JACC Heart Fail. 2022 Jan;10(1):41-49. doi: 10.1016/j.jchf.2021.08.008. Epub 2021 Dec 8.
OBJECTIVES: This study assessed the performance of an automated speech analysis technology in detecting pulmonary fluid overload in patients with acute decompensated heart failure (ADHF).
BACKGROUND: Pulmonary edema is the main cause of heart failure (HF)-related hospitalizations and a key predictor of poor postdischarge prognosis. Frequent monitoring is often recommended, but signs of decompensation are often missed. Voice and sound analysis technologies have been shown to successfully identify clinical conditions that affect vocal cord vibration mechanics.
METHODS: Adult patients with ADHF (n = 40) recorded 5 sentences, in 1 of 3 languages, using HearO, a proprietary speech processing and analysis application, upon admission (wet) to and discharge (dry) from the hospital. Recordings were analyzed for 5 distinct speech measures (SMs), each a distinct time, frequency resolution, and linear versus perceptual (ear) model; mean change from baseline SMs was calculated.
RESULTS: In total, 1,484 recordings were analyzed. Discharge recordings were successfully tagged as distinctly different from baseline (wet) in 94% of cases, with distinct differences shown for all 5 SMs in 87.5% of cases. The largest change from baseline was documented for SM2 (218%).

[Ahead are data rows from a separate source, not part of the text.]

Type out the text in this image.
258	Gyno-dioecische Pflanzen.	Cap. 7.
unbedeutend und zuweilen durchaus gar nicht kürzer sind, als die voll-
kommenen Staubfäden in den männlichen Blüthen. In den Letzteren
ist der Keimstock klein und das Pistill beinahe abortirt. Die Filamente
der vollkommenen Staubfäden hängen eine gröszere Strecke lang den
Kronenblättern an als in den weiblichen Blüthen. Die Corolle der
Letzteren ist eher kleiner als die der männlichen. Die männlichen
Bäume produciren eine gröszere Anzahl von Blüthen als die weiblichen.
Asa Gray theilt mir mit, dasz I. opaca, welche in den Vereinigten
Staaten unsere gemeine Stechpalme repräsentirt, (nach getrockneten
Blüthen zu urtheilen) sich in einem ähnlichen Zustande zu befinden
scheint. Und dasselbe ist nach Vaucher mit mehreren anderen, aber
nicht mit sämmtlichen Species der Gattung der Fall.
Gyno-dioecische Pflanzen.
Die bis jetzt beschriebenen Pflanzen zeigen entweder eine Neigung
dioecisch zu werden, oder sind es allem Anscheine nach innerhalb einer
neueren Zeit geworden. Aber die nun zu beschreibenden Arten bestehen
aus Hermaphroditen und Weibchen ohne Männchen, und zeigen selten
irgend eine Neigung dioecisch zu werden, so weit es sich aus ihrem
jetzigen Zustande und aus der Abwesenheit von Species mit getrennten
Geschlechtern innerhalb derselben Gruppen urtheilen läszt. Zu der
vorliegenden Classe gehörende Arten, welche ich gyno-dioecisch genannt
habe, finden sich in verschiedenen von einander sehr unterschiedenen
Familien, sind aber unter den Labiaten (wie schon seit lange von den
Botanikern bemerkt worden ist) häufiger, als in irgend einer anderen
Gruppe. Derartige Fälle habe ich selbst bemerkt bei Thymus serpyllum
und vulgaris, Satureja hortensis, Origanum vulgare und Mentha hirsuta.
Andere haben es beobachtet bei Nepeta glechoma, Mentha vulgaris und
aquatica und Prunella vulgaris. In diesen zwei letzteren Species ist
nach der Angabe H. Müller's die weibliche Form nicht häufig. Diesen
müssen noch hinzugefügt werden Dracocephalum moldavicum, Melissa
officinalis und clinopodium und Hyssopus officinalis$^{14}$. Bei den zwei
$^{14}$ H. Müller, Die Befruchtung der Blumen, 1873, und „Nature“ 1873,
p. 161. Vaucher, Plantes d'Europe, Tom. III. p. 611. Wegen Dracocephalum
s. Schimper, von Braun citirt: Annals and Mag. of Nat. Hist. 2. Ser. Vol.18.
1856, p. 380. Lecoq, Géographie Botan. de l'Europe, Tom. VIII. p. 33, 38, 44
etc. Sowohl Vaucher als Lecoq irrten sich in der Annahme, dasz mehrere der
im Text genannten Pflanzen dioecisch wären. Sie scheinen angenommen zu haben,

Unsupervised, blinded clustering of untagged admission and discharge recordings of 9 patients was further demonstrated for all 5 SMs.
CONCLUSIONS: Automated speech analysis technology can identify voice alterations reflective of HF status. This platform is expected to provide a valuable contribution to in-person and remote follow-up of patients with HF, by alerting to imminent deterioration, thereby reducing hospitalization rates. (Clinical Evaluation of Cordio App in Adult Patients With CHF; NCT03266029).